Müde Mama mit Marotten

■ Im Privattheater von Gabi Rolle inszenierte Gabi Rolle ein Stück namens „Casa Matriz“ für eine bravouröse Gabi Rolle

Stabat Mater dolorosa ... So tropft's aus den Lautsprechern. Inmitten des Bühnenraums, der so sehr von allen möglichen Rosatönen beherrscht wird, daß es weh tut, steht Victoria. Sie dirigiert. Rossini. Mit weißem Taschentuch an Stelle des Taktstocks. Irgendwann tritt eine Frau ein, gehüllt in einen getigerten Synthetikumhang, und schaltet die Musik ab. Victoria setzt sich und sagt den ersten von unzähligen bedeutungsschwangeren Sätzen an diesem Abend: „Ich hatte einen Punkt erreicht, den ich später einmal mein Glück nennen werde.“ Ah ja.

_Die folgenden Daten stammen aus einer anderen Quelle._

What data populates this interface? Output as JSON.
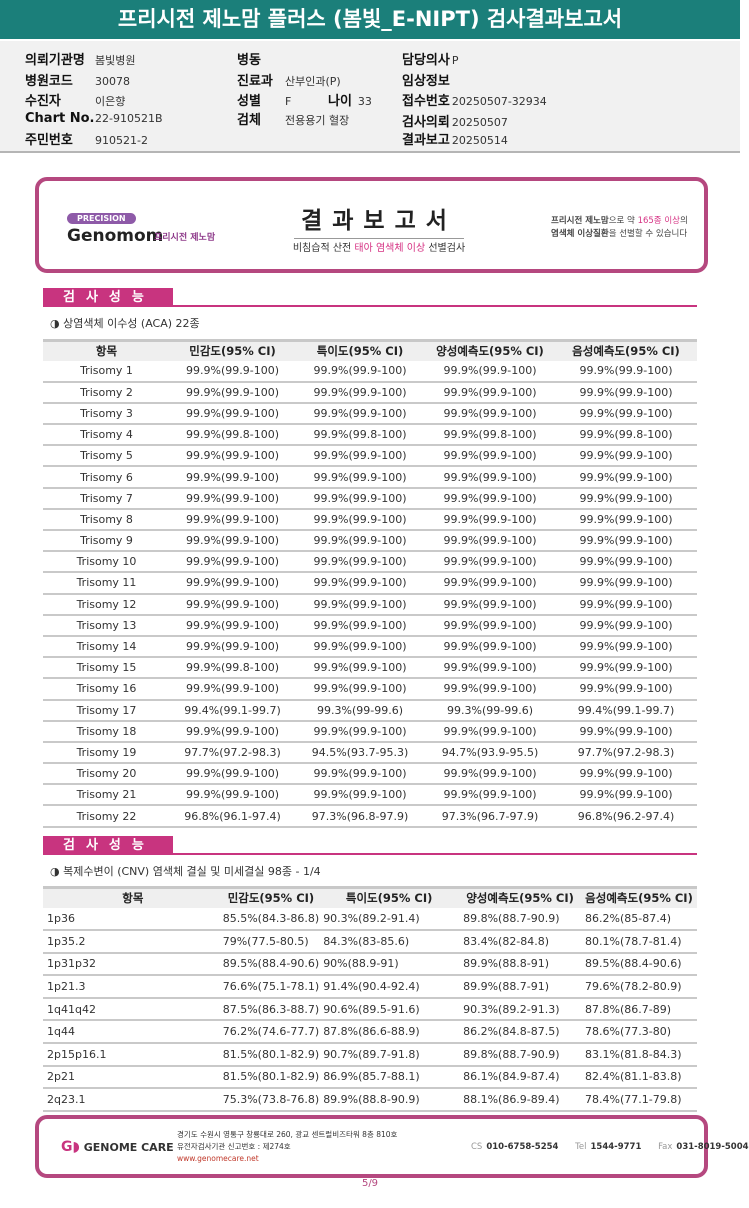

„Casa Matriz“ heißt das Stück der argentinischen Dramatikerin Diana Raznovich. Und „Casa Matriz“ heißt auch die Agentur, von der die Frau stammt. Eine Art Escort-Service für enttäuschte oder gelangweilte Söhne und Töchter, die auch in fortgeschrittenem Alter von ihren Müttern nicht lassen können. Also bestellen sie sich einfach eine Ersatzmutter. Die Auswahl ist reichhaltig. Das ganze ist nicht billig; aber man gönnt sich ja sonst nichts. Victoria gönnt sich also zum Dreißigsten eine Instant-Mama. Warum sie das tut, weiß man nicht so genau. Könnte ja einfach vor die Tür gehen, die Gute, ein bißchen leben. Sie würde viele schräge Menschen treffen, oder auch schrecklich normale. Und könnte ihre echte Mutter 'ne gute Frau sein lassen.

Das Stück unterstellt, wirkliche und extreme Gefühle seien nur mit Müttern zu erreichen, tatsächlichen oder gespielten. Das ist natürlich Blödsinn. Und hier fällt das Stück auf sich selbst herein. Indem es Mutter-Tochter-Wahnsinn vorführt, gleichzeitig aber nie zeigt, warum es sich auf diese Konstellation beschränkt. Trotzdem ist die Idee nicht so schlecht. Vor allem, wenn die Akteurinnen aus den vertraglich abgesicherten Rollen fallen. „Mutter“ klagt dann über ihr Schicksal, vollkommen auswechselbar zu sein. Und dann die Besitzansprüche der KundInnen! Das alles verläuft parallel zur Prostitution im herkömmlichen Sinne. Irgendwann erscheint Muttersein als „das älteste Gewerbe“. Für Victoria indes sind Mütterphantasien wie ein Drogenrausch. Immer mehr will sie. Je extremer desto besser! Mama soll nicht perfekter sein als im richtigen Leben, im Gegenteil. „Ich will eine Mutter, bei der ich zweifeln muß, ob sie überhaupt kommt.“ Gesagt, getan. Die Frau von der Agentur hat 'ne Menge drauf. Genau wie Gabi Rolle, die sich bravourös durch die Typenparade spielt. Debora Geyzes Victoria indes wirkt etwas leblos. Dabei ist sie doch die „authentisch“ Süchtige in diesem Spiel.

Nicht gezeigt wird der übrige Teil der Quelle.